The Transition from Late Antiquity to Early Islam

Robert Hoyland
Tuesdays, 9:00am – 12:00pm
rgh2@nyu.edu

ISAW-GA 3020-001

This course focuses on the question of what changed and what did not change in Near Eastern society in the course of the fifth to ninth centuries AD.  Consideration will be given to both the micro level (individual objects, themes, groups etc) and the macro level (was Pirenne right about the disruptive nature of the Arab conquests, is Becker's characterization of Islam as the culmination of late antique culture apt, etc). and to literary and archaeological themes and sources.

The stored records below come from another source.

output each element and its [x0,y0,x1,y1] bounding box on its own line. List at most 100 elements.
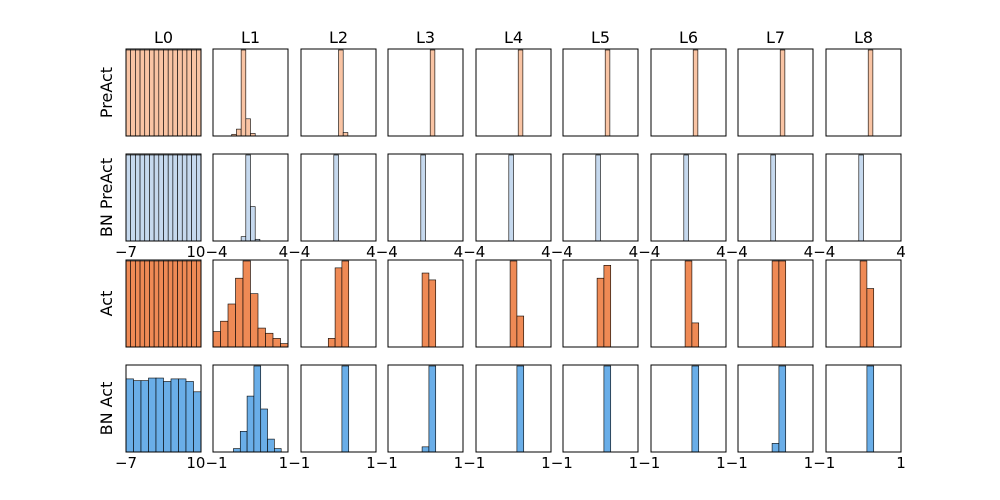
histogram-bar [603,264,612,348]
panel-frame [737,364,814,453]
panel-bn-act-l3 [387,364,464,453]
histogram-bar [144,49,150,137]
column-title-l4: L4 [504,28,523,47]
histogram-bar [172,154,178,242]
tick-label: 4−4 [716,243,748,261]
histogram-bar [338,49,344,137]
histogram-bar [240,236,247,242]
histogram-bar [149,49,155,137]
histogram-bar [257,327,266,348]
histogram-bar [130,260,136,348]
histogram-bar [186,154,192,242]
tick-label: −7 [115,243,137,261]
histogram-bar [163,154,169,242]
histogram-bar [245,154,251,242]
panel-preact-l1 [212,48,289,137]
histogram-bar [170,378,179,453]
histogram-bar [125,260,131,348]
histogram-bar [193,391,202,453]
histogram-bar [181,260,188,348]
histogram-bar [334,267,343,348]
column-title-l0: L0 [154,28,173,47]
histogram-bar [274,448,282,453]
histogram-bar [181,154,188,242]
panel-preact-l3 [387,48,464,137]
histogram-bar [155,377,164,453]
panel-act-l1 [212,259,289,348]
column-title-l8: L8 [854,28,873,47]
histogram-bar [341,260,350,348]
panel-bn-act-l5 [562,364,639,453]
panel-bn-preact-l7 [737,153,814,242]
panel-frame [387,259,464,348]
histogram-bar [167,260,174,348]
histogram-bar [603,365,612,453]
panel-preact-l7 [737,48,814,137]
tick-label: 4−4 [366,243,398,261]
panel-preact-l0 [125,48,202,137]
histogram-bar [125,378,134,453]
histogram-bar [125,154,131,242]
panel-bn-preact-l6 [650,153,727,242]
histogram-bar [135,260,141,348]
histogram-bar [246,395,255,453]
panel-frame [300,364,377,453]
histogram-bar [167,49,174,137]
histogram-bar [135,49,141,137]
panel-bn-act-l7 [737,364,814,453]
histogram-bar [508,154,514,242]
tick-label: 1−1 [541,454,573,472]
panel-frame [825,153,902,242]
histogram-bar [196,49,202,137]
panel-frame [562,153,639,242]
histogram-bar [867,49,874,137]
panel-bn-preact-l1 [212,153,289,242]
panel-frame [387,48,464,137]
histogram-bar [771,260,780,348]
panel-frame [387,153,464,242]
histogram-bar [163,260,169,348]
histogram-bar [240,49,247,137]
panel-preact-l2 [300,48,377,137]
histogram-bar [516,315,525,348]
histogram-bar [267,438,275,453]
histogram-bar [771,443,780,453]
histogram-bar [684,260,693,348]
panel-frame [300,153,377,242]
panel-bn-act-l4 [475,364,552,453]
tick-label: 1−1 [366,454,398,472]
histogram-bar [250,293,259,348]
row-label-preact: PreAct [97,67,116,118]
panel-act-l4 [475,259,552,348]
histogram-bar [516,365,525,453]
histogram-bar [260,408,268,453]
histogram-bar [778,260,787,348]
tick-label: 10−4 [186,243,227,261]
histogram-bar [144,154,150,242]
histogram-bar [163,49,169,137]
histogram-bar [177,260,183,348]
histogram-bar [130,154,136,242]
panel-act-l0 [125,259,202,348]
histogram-bar [177,154,183,242]
panel-bn-act-l8 [825,364,902,453]
panel-frame [475,259,552,348]
histogram-bar [191,49,197,137]
histogram-bar [327,338,336,348]
histogram-bar [178,378,187,453]
panel-frame [125,364,202,453]
histogram-bar [342,132,349,137]
tick-label: 1−1 [279,454,311,472]
tick-label: 1 [896,454,906,472]
panel-frame [825,364,902,453]
histogram-panels [125,48,902,453]
histogram-bar [428,365,437,453]
panel-bn-act-l1 [212,364,289,453]
panel-frame [650,48,727,137]
column-title-l2: L2 [329,28,348,47]
panel-bn-act-l6 [650,364,727,453]
histogram-bar [509,260,518,348]
histogram-bar [139,49,146,137]
panel-frame [737,259,814,348]
tick-label: 1−1 [716,454,748,472]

Permission of the instructor required.

The Body in the Ancient World
Claire Bubb
Wednesdays, 9:00am – 12:00pm
claire.coiro@gmail.com

ISAW-GA 3020-002

This seminar will consider ancient understanding of and attitudes towards the human body. Our primary goal will be to trace the shifting conceptions of human physiology from Egyptian medical papyri to the Arabic tradition, with a heavy focus on the Greeks and Romans. How did cultures with strong taboos around the body form theories about the organs hidden within it? How did the ancients grapple with the brain, the nervous system, and the interrelationship of the soul and the body? How did the concept of the humors develop and what were the rival theories? How close did the Greeks come to understanding blood and the circulatory system and why did they miss its circular nature? Why did Galen’s physiology come to dominate Western thought for centuries after his death, and how did the Arabic authors responsible for much of its transmission receive and respond to his theories? In order to understand the cultural context behind the development and evolution of these theories, we will also briefly consider religious, literary, and artistic treatment of the body, including burial customs, the centrality of the body to early Christianity, and the fascination with the body revealed across literary genres, particularly rhetoric and the novels.

Permission of the instructor required.